Pricing policy: Users who are not aware of the cost structure or have studied the vague pricing policy of using tools may inadvertently incur unforeseen expenses and may continue to use tools without thinking about the financial consequences. This may result in bills being significantly higher than expected. To avoid this, users should take the time to understand the cost structure of the tools they use.

In summary, Vertex AI: Custom ML for computer vision tasks offers many advantages, such as a simplified workflow and access to powerful infrastructure, but it is also associated with costs, complexity, and potential pitfalls related to data quality, model customization, and scalability.

Final Summary Comparison

Now let's summarize and compare the key points of all three methods of building a recommendation CV system that we have passed.

The main indicators that we received at all stages:

Visual comparison

How can we evaluate the accuracy and quality of models in addition to mathematical indicators, such as model loss or model accuracy?

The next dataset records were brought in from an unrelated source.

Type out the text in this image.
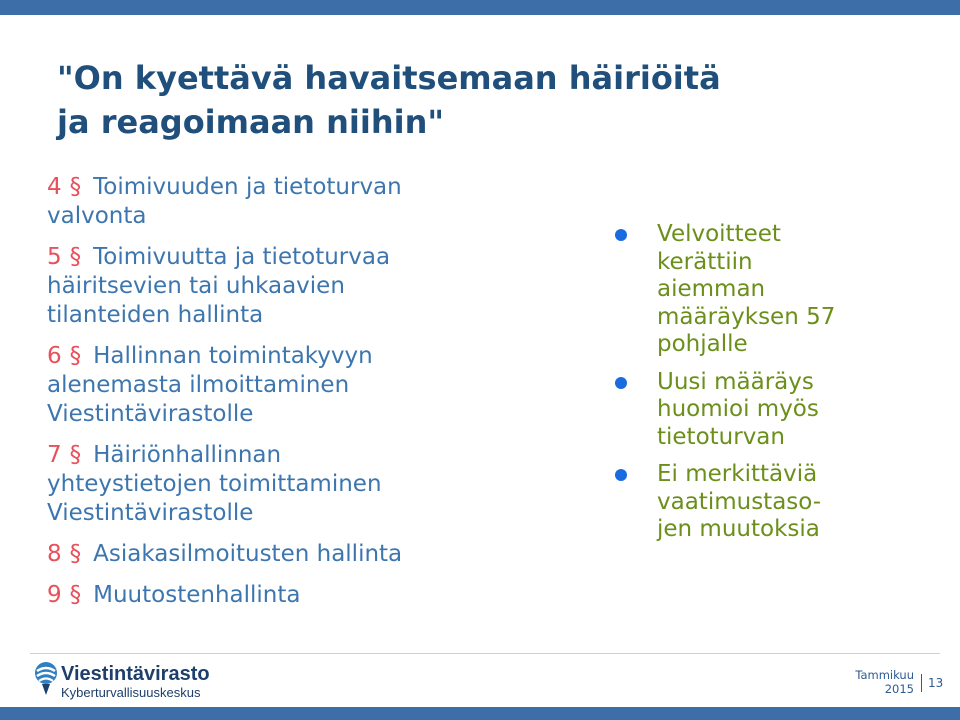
"On kyettävä havaitsemaan häiriöitä
ja reagoimaan niihin"
4 § Toimivuuden ja tietoturvan
valvonta
5 § Toimivuutta ja tietoturvaa
häiritsevien tai uhkaavien
tilanteiden hallinta
6 § Hallinnan toimintakyvyn
alenemasta ilmoittaminen
Viestintävirastolle
7 § Häiriönhallinnan
yhteystietojen toimittaminen
Viestintävirastolle
8 § Asiakasilmoitusten hallinta
9 § Muutostenhallinta
Velvoitteet
kerättiin
aiemman
määräyksen 57
pohjalle
Uusi määräys
huomioi myös
tietoturvan
Ei merkittäviä
vaatimustaso-
jen muutoksia
Viestintävirasto
Kyberturvallisuuskeskus
Tammikuu
2015 13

We can examine their selection of identical products and compare them with each other.

Perhaps the method is controversial and can be time-consuming if we apply it to the entire dataset. However, this method is quite indicative within the small samples. Let's take a look at the results of our first and third generation models:

So, there are currently many tools and technologies for ML development, and at least two working ways to create a CV recommendation system from scratch to full deployment in the cloud that we have successfully tried: using only free user tools or using Google Cloud Platform Vertex AI technologies.

In our opinion, you can choose to:

🡺 Follow our first approach and use only free open-source tools if you don't want to go deeper in writing and tuning the model, and the quality of the result is not of paramount importance to you.

🡺 Opt for our second approach and automate ML development processes as much as possible, but only if you are sure that there is a ready-made solution from GCP Vertex AI: AutoML for your specific task, and you are ready to pay for it.

🡺 Consider our third approach and combine free custom and paid automated tools offered by GCP Vertex AI: CustomML to manage all development processes, to be confident in its quality, and not to worry too much about costs. However, one important note here - you should have enough time to navigate through some really challenging ML steps to build your system.

In any case, the choice is yours. We have simply introduced our experience in creating a recommendation system for visual search of similar images and shared our impressions of using advanced tools offered by Google Cloud Platform.

We hope this information will be useful. And we thank you for your attention and the time you spent reading this articles.